So, you know, the young man who they just recently arrested- his name was Somali Martin. And, you know, I knew Somali very well, and he- I don’t think he been out of prison for 20 days. He just paroled from his prison, I think, within the last month or so. And, you know, he was one of the kids that was in my creative writing classes, and unfortunately he wasn’t able to complete the class due to the administration discontinuing the program during the COVID outbreaks for the past two years.
And I think it’s pretty important to understand what these writing classes and so forth, what they’re about, you know. Particularly, this creative writing class was to assist a lot of brothers like Somali to gain emotional intelligence and impulse control. And, you know, what’s interesting as this whole story plays out- we already see that the media is gearing up for a field day to basically talk about, you know, one of those stories about an ex-con released from prison that, you know, will fuel the fire of gun control and tough-on-crime initiatives.
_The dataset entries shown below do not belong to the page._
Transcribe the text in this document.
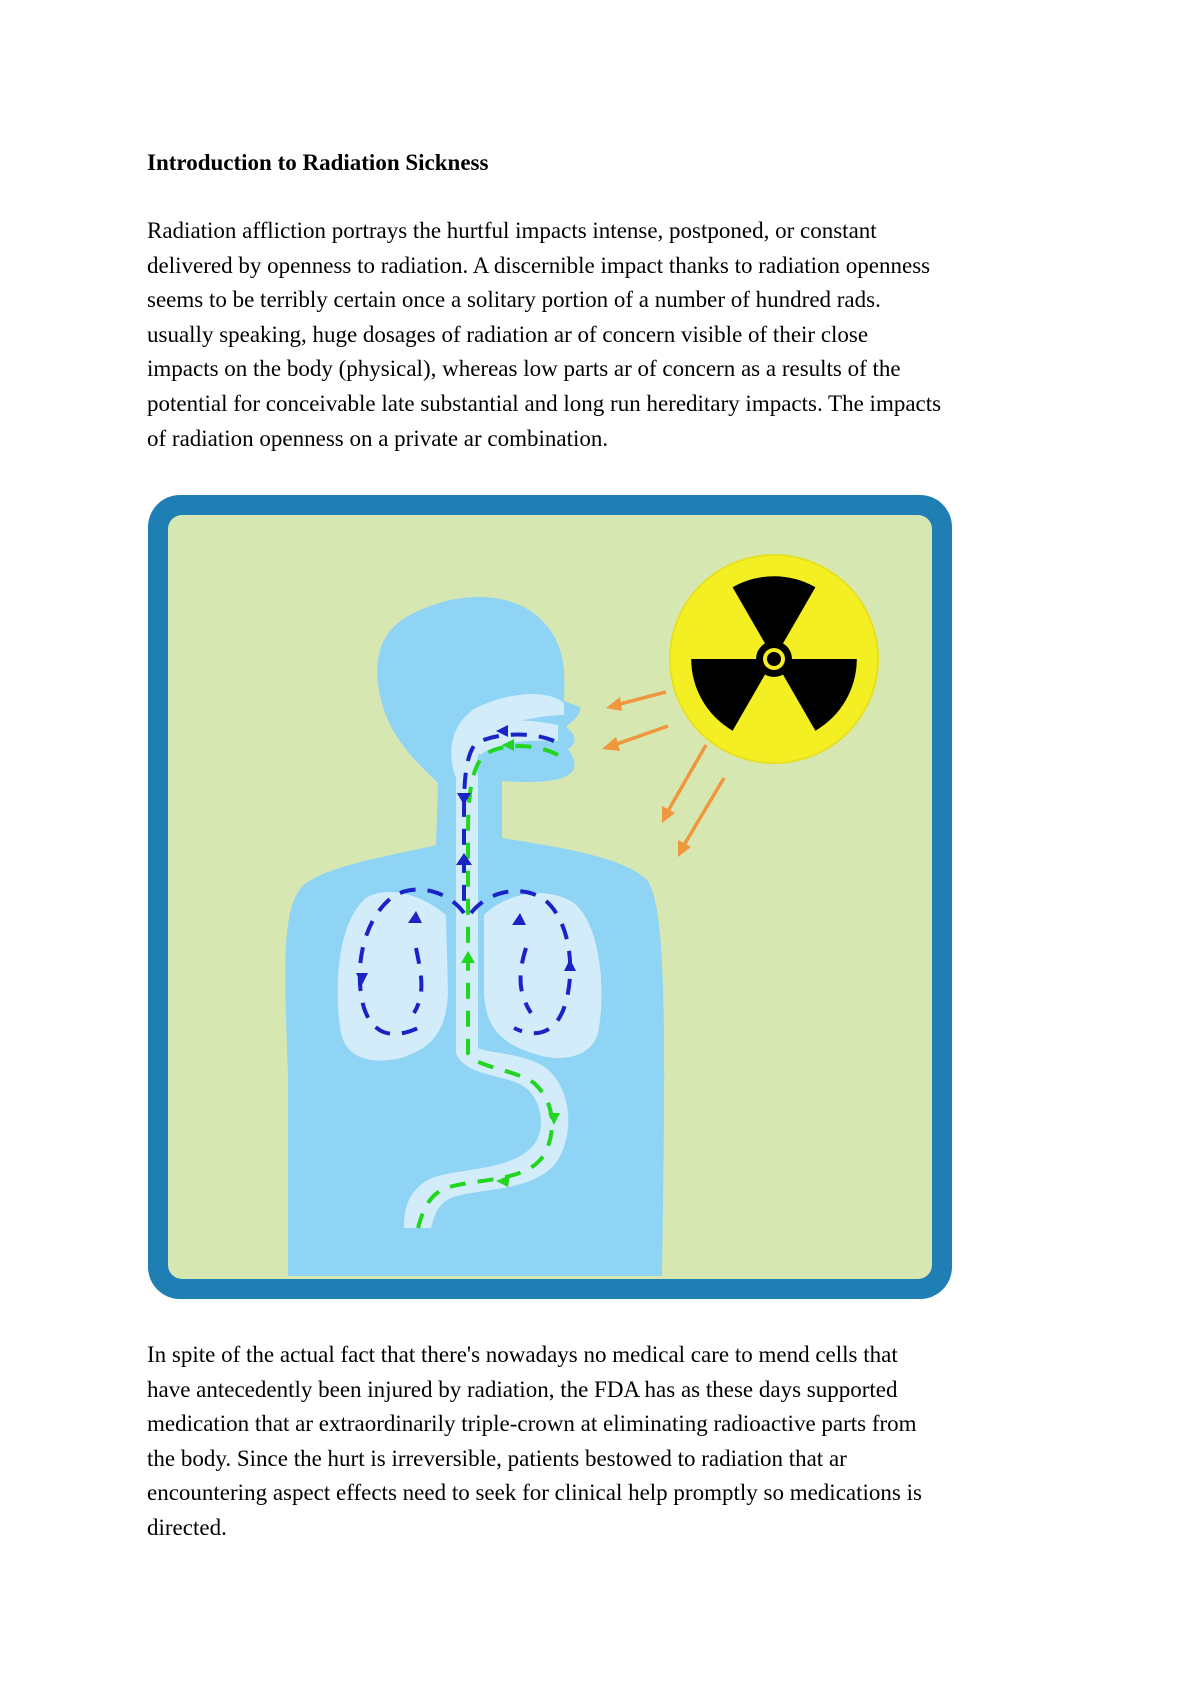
Introduction to Radiation Sickness

Radiation affliction portrays the hurtful impacts intense, postponed, or constant
delivered by openness to radiation. A discernible impact thanks to radiation openness
seems to be terribly certain once a solitary portion of a number of hundred rads.
usually speaking, huge dosages of radiation ar of concern visible of their close
impacts on the body (physical), whereas low parts ar of concern as a results of the
potential for conceivable late substantial and long run hereditary impacts. The impacts
of radiation openness on a private ar combination.

In spite of the actual fact that there's nowadays no medical care to mend cells that
have antecedently been injured by radiation, the FDA has as these days supported
medication that ar extraordinarily triple-crown at eliminating radioactive parts from
the body. Since the hurt is irreversible, patients bestowed to radiation that ar
encountering aspect effects need to seek for clinical help promptly so medications is
directed.
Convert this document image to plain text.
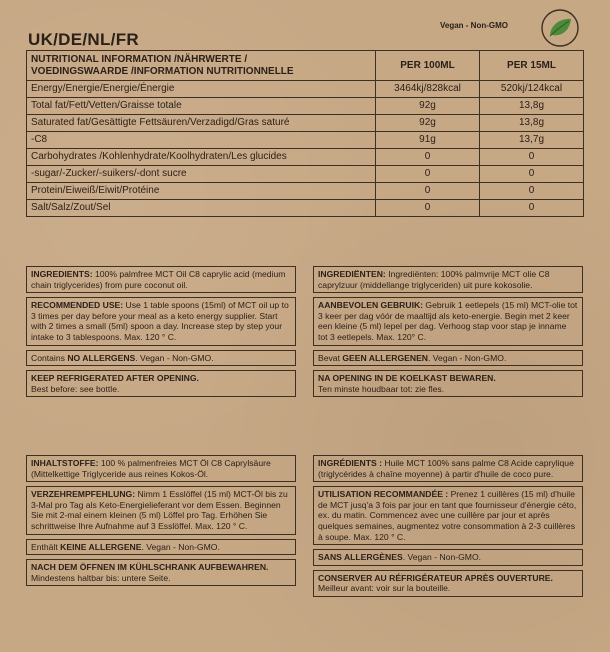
UK/DE/NL/FR
Vegan - Non-GMO
NUTRITIONAL INFORMATION /NÄHRWERTE /
VOEDINGSWAARDE /INFORMATION NUTRITIONNELLE	PER 100ML	PER 15ML
Energy/Energie/Energie/Énergie	3464kj/828kcal	520kj/124kcal
Total fat/Fett/Vetten/Graisse totale	92g	13,8g
Saturated fat/Gesättigte Fettsäuren/Verzadigd/Gras saturé	92g	13,8g
-C8	91g	13,7g
Carbohydrates /Kohlenhydrate/Koolhydraten/Les glucides	0	0
-sugar/-Zucker/-suikers/-dont sucre	0	0
Protein/Eiweiß/Eiwit/Protéine	0	0
Salt/Salz/Zout/Sel	0	0
INGREDIENTS: 100% palmfree MCT Oil C8 caprylic acid (medium chain triglycerides) from pure coconut oil.
RECOMMENDED USE: Use 1 table spoons (15ml) of MCT oil up to 3 times per day before your meal as a keto energy supplier. Start with 2 times a small (5ml) spoon a day. Increase step by step your intake to 3 tablespoons. Max. 120 ° C.
Contains NO ALLERGENS. Vegan - Non-GMO.
KEEP REFRIGERATED AFTER OPENING.
Best before: see bottle.
INGREDIËNTEN: Ingrediënten: 100% palmvrije MCT olie C8 caprylzuur (middellange triglyceriden) uit pure kokosolie.
AANBEVOLEN GEBRUIK: Gebruik 1 eetlepels (15 ml) MCT-olie tot 3 keer per dag vóór de maaltijd als keto-energie. Begin met 2 keer een kleine (5 ml) lepel per dag. Verhoog stap voor stap je inname tot 3 eetlepels. Max. 120° C.
Bevat GEEN ALLERGENEN. Vegan - Non-GMO.
NA OPENING IN DE KOELKAST BEWAREN.
Ten minste houdbaar tot: zie fles.
INHALTSTOFFE: 100 % palmenfreies MCT Öl C8 Caprylsäure (Mittelkettige Triglyceride aus reines Kokos-Öl.
VERZEHREMPFEHLUNG: Nimm 1 Esslöffel (15 ml) MCT-Öl bis zu 3-Mal pro Tag als Keto-Energielieferant vor dem Essen. Beginnen Sie mit 2-mal einem kleinen (5 ml) Löffel pro Tag. Erhöhen Sie schrittweise Ihre Aufnahme auf 3 Esslöffel. Max. 120 ° C.
Enthält KEINE ALLERGENE. Vegan - Non-GMO.
NACH DEM ÖFFNEN IM KÜHLSCHRANK AUFBEWAHREN.
Mindestens haltbar bis: untere Seite.
INGRÉDIENTS : Huile MCT 100% sans palme C8 Acide caprylique (triglycérides à chaîne moyenne) à partir d'huile de coco pure.
UTILISATION RECOMMANDÉE : Prenez 1 cuillères (15 ml) d'huile de MCT jusq'a 3 fois par jour en tant que fournisseur d'énergie céto, ex. du matin. Commencez avec une cuillère par jour et après quelques semaines, augmentez votre consommation à 2-3 cuillères à soupe. Max. 120 ° C.
SANS ALLERGÈNES. Vegan - Non-GMO.
CONSERVER AU RÉFRIGÉRATEUR APRÈS OUVERTURE.
Meilleur avant: voir sur la bouteille.
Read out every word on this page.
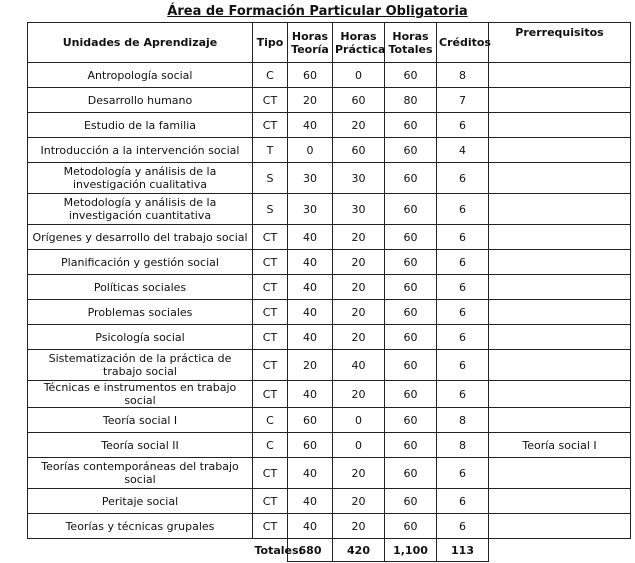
Área de Formación Particular Obligatoria
Unidades de Aprendizaje	Tipo	Horas Teoría	Horas Práctica	Horas Totales	Créditos	Prerrequisitos
Antropología social	C	60	0	60	8	
Desarrollo humano	CT	20	60	80	7	
Estudio de la familia	CT	40	20	60	6	
Introducción a la intervención social	T	0	60	60	4	
Metodología y análisis de la investigación cualitativa	S	30	30	60	6	
Metodología y análisis de la investigación cuantitativa	S	30	30	60	6	
Orígenes y desarrollo del trabajo social	CT	40	20	60	6	
Planificación y gestión social	CT	40	20	60	6	
Políticas sociales	CT	40	20	60	6	
Problemas sociales	CT	40	20	60	6	
Psicología social	CT	40	20	60	6	
Sistematización de la práctica de trabajo social	CT	20	40	60	6	
Técnicas e instrumentos en trabajo social	CT	40	20	60	6	
Teoría social I	C	60	0	60	8	
Teoría social II	C	60	0	60	8	Teoría social I
Teorías contemporáneas del trabajo social	CT	40	20	60	6	
Peritaje social	CT	40	20	60	6	
Teorías y técnicas grupales	CT	40	20	60	6	
	Totales:	680	420	1,100	113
I think one of the saddest parts of the story, though, that won’t be told is the story about how, you know, the young brother has spent the last decade as a child cause he came into the system when he was 16. And being psychologically tortured by the California Department of Corrections. And when I talk about torture, you know, I’ve been in prison for 22 years, and I’ve seen, witnessed, experienced myself being tear gassed, canister grenades thrown on me, you know, billy-clubbed by the guards, caged, humiliated, starved, and emasculated by staff.
And that’s not to mention being denied access to programs that would have assisted, you know, the young brother to identify high risk people, places, and things, and develop emotional intelligence and impulse control. You know, I’m not saying that these programs are not necessarily available in prison, however, as I previously noted, there’s a number of obstacles that hinders our ability to participate in these prisons.
I mean, it’s really to the point to where recently we saw the California State Assembly put forward the Senate Bill 292 which recently went into effect as an effort to curtail prison officials from disrupting prisoner participation in programs that would have aided young brothers like Somali to, you know, develop that emotional impulse control or prevent him from easily identifying those areas of high risk.
Now, this is what I’m looking at as this whole story develops. There is not going to be any accountability on part of the state in terms of what this man was subject to for the last ten years. And, you know, we’re going to see tough-on-crime proponents and other people discuss and talk about the senseless violence, and they’re gonna discuss this in a way that disregards the whole structural and social problems that, you know, are underlying cause the fundamental problem is we’re seeing violence and that’s including the intentional failure of societies, penal institutions in and of themselves.
I mean, we’re here in this era of rehabilitation that we’re hearing that’s going on in prison systems, and that’s not what’s happening in here. And I’m seeing, you know, firsthand accounts that the administration is doing everything they can to prevent us from actually getting into these programs.
These commentaries are recorded by Prison Radio.